Ransom took her arm. He pointed to the slip road leading down from the embankment. Directly below the bridge the trailer had parked, and the families of four or five adults and half a dozen children were setting up a small camp. Two of the men carried a chemical closet out of the trailer. Followed by the children, they walked down the bank, sinking up to their knees in the white dust. When they reached the water they emptied the closet and washed it out.

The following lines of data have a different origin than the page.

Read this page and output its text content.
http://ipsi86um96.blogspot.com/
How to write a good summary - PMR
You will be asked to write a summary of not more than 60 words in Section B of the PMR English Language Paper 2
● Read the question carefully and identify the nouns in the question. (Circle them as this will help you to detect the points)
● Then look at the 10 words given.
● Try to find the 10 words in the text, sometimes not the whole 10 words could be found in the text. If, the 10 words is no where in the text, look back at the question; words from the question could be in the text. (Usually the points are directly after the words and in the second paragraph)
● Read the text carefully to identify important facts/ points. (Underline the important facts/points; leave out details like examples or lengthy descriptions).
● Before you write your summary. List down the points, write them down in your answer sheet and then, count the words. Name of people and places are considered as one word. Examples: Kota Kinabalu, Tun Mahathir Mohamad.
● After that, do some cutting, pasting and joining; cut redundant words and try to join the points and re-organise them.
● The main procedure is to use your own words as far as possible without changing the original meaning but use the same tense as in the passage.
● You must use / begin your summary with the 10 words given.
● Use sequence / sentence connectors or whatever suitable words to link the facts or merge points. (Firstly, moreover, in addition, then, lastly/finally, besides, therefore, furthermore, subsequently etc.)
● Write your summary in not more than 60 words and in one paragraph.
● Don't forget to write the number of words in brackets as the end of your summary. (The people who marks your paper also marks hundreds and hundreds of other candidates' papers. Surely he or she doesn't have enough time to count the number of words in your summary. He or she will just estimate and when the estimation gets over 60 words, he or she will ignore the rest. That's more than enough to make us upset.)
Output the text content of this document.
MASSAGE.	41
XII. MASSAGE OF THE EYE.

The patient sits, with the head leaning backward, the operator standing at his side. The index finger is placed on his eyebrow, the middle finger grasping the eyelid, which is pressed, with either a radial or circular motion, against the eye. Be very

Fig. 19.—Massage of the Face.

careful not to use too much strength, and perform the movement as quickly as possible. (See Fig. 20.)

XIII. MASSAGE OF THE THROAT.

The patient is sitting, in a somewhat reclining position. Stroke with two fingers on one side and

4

‘For God's sake … !’ Catherine Austen searched the sky. ‘Doctor, people are filthy.’

Ransom took the half-filled bucket from her and lowered it into the water. Catherine watched it glide away on the oily current, her face pale and expressionless. Professor Austen's wife, a noted zoologist in her own right, had died in Africa while Catherine was a child. Watching her, Ransom reflected that however isolated a man might be, women at least remained his companions, but an isolated woman was isolated absolutely.

Gathering her robe, Catherine began to make her way up the bank.

‘Wait,’ Ransom called. ‘I'll lend you some water.’ With forced humour, he added: ‘You can repay me when the pressure comes on again.’